Let's be careful with our arguments here. Nearly everyone supports increasing the block size. Arguing against people who don't support an increase is a straw argument that misses the point. The point, rather, is precisely how increasing the block size ought to be implemented. imho, the most insightful and thoughtful opinion on the matter has come from Dr. Adam Back.
And yet, the Gavinistas compete to out-do one another in the stridency of their condemnations of Dr. Backamoto.
Plus, you have uber-shitlord
hearn@sigint.google.mil encouraging such insufferable ingratitude and exorbitant contempt for Adam's demonstrated expertise.
coblee's recent "
Eating the Bitcoin Cake" op-ed is also very good, as it summarizes and builds upon Backamoto's work, while making it accessible for the ELI5 crowd.

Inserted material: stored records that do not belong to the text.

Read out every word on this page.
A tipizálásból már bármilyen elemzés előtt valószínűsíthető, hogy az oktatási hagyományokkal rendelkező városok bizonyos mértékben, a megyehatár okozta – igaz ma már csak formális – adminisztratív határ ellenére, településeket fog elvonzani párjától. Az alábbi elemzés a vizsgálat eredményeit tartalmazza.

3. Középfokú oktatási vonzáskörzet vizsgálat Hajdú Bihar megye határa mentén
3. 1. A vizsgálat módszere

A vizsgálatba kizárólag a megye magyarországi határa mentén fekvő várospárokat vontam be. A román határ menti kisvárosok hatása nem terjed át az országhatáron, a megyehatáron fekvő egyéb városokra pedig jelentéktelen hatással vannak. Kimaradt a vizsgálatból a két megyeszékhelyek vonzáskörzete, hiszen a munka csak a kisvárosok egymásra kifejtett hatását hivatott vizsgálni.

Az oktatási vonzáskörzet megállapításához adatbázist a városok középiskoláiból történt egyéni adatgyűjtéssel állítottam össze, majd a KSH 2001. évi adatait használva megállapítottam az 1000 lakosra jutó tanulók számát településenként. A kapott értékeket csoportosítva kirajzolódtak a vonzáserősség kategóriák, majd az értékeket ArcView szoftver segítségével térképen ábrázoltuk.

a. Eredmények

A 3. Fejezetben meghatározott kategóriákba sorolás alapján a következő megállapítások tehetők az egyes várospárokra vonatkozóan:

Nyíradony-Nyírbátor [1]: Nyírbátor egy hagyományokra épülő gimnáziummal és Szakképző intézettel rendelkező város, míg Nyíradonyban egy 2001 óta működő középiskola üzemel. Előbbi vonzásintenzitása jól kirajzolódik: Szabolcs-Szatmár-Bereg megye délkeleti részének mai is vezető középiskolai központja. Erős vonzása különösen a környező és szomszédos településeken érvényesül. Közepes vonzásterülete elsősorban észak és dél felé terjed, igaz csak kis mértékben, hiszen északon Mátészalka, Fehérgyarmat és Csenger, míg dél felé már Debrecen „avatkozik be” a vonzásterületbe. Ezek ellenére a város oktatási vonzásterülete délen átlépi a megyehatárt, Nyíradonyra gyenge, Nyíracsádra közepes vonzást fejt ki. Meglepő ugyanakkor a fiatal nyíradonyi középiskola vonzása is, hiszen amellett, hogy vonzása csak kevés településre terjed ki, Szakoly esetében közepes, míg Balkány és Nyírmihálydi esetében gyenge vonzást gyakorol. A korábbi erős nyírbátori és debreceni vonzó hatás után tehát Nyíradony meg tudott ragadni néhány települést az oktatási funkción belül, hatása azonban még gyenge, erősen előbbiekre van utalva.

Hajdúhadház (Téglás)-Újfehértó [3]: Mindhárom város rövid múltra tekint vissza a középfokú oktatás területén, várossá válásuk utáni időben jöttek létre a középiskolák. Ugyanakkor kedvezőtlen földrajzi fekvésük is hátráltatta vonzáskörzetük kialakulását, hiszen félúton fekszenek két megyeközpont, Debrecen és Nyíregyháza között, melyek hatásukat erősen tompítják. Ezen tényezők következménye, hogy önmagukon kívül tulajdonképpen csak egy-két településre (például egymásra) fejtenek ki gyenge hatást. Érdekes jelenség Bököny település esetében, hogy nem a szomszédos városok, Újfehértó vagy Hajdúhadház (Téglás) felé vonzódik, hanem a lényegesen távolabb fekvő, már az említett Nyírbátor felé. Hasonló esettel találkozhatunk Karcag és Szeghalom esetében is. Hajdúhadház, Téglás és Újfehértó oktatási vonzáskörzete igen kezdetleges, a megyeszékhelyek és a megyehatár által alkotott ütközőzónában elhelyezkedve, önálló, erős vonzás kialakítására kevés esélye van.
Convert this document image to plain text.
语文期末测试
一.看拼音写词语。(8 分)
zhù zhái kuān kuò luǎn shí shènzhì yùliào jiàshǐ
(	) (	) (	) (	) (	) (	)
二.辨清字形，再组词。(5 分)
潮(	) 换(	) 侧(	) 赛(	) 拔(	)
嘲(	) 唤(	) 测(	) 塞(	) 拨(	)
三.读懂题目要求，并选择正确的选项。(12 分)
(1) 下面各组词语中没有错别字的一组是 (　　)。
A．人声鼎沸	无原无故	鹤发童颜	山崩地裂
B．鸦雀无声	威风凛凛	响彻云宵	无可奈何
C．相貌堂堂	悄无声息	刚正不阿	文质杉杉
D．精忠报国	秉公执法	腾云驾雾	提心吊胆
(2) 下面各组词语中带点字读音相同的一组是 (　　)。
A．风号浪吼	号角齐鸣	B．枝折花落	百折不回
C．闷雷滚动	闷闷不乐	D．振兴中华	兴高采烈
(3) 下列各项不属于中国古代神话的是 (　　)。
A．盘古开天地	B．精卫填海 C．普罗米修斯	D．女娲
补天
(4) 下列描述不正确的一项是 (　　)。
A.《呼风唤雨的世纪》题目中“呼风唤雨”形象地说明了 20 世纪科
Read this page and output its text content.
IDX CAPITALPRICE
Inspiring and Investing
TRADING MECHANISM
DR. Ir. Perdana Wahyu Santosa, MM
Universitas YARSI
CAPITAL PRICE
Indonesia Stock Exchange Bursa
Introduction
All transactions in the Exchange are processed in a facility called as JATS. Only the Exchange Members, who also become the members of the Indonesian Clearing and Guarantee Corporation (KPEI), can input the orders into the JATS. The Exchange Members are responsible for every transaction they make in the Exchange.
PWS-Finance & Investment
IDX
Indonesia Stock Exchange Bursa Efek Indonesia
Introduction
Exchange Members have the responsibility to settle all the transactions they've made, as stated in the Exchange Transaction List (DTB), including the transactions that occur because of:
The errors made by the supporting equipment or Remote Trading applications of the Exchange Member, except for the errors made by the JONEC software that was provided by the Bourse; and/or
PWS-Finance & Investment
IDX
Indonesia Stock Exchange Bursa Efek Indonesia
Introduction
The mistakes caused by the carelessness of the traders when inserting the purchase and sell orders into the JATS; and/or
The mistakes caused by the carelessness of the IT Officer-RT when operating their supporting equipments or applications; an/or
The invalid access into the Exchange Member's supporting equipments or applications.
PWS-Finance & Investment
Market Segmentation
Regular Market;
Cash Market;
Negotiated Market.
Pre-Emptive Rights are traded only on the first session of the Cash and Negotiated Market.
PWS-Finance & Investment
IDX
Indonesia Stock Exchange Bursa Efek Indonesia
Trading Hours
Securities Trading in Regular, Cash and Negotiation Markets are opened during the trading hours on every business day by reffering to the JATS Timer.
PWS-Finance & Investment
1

Bitcoin Is Not One-Size-Fits-All
I contend that we should design Bitcoin for security and decentralization above all else. Transactions that need the highest security and decentralization will need to pay the higher transaction fees required to use the Bitcoin network. Not all transactions can afford this fee, but then they likely dont need the security and decentralization. And thats perfectly fine. They can use Litecoin and altcoins, sidechains, payment channels, lightening networks, off-blockchain networks, and other yet to be created networks to send those transactions. Heck, they can still use Visa if merchants are willing to pay the fees.
You would use bitcoin to buy a house or a car. A 60-minute wait and a $1 fee for an extremely secure, decentralized, and irreversible transaction is perfectly fine. If you are buying coffee and need a cheap but fast transaction but dont care about security or decentralization, you can use Litecoin, lightening networks, sidechains, or even Starbucks off-blockchain transactions. As long as everything is seamless, users dont care. Transactions will be routed to the payment network that makes the most sense based on the needs of that transaction type. Technologies like on-chain swaps, lightening networks, payment channels, and sidechains will allow seamless and cheap/free conversions between Bitcoin and everything else. Wallets will hide all that complexity from the users. We are not there yet, but that future is very exciting. Not every transaction will be native Bitcoin transactions but every person will use Bitcoin.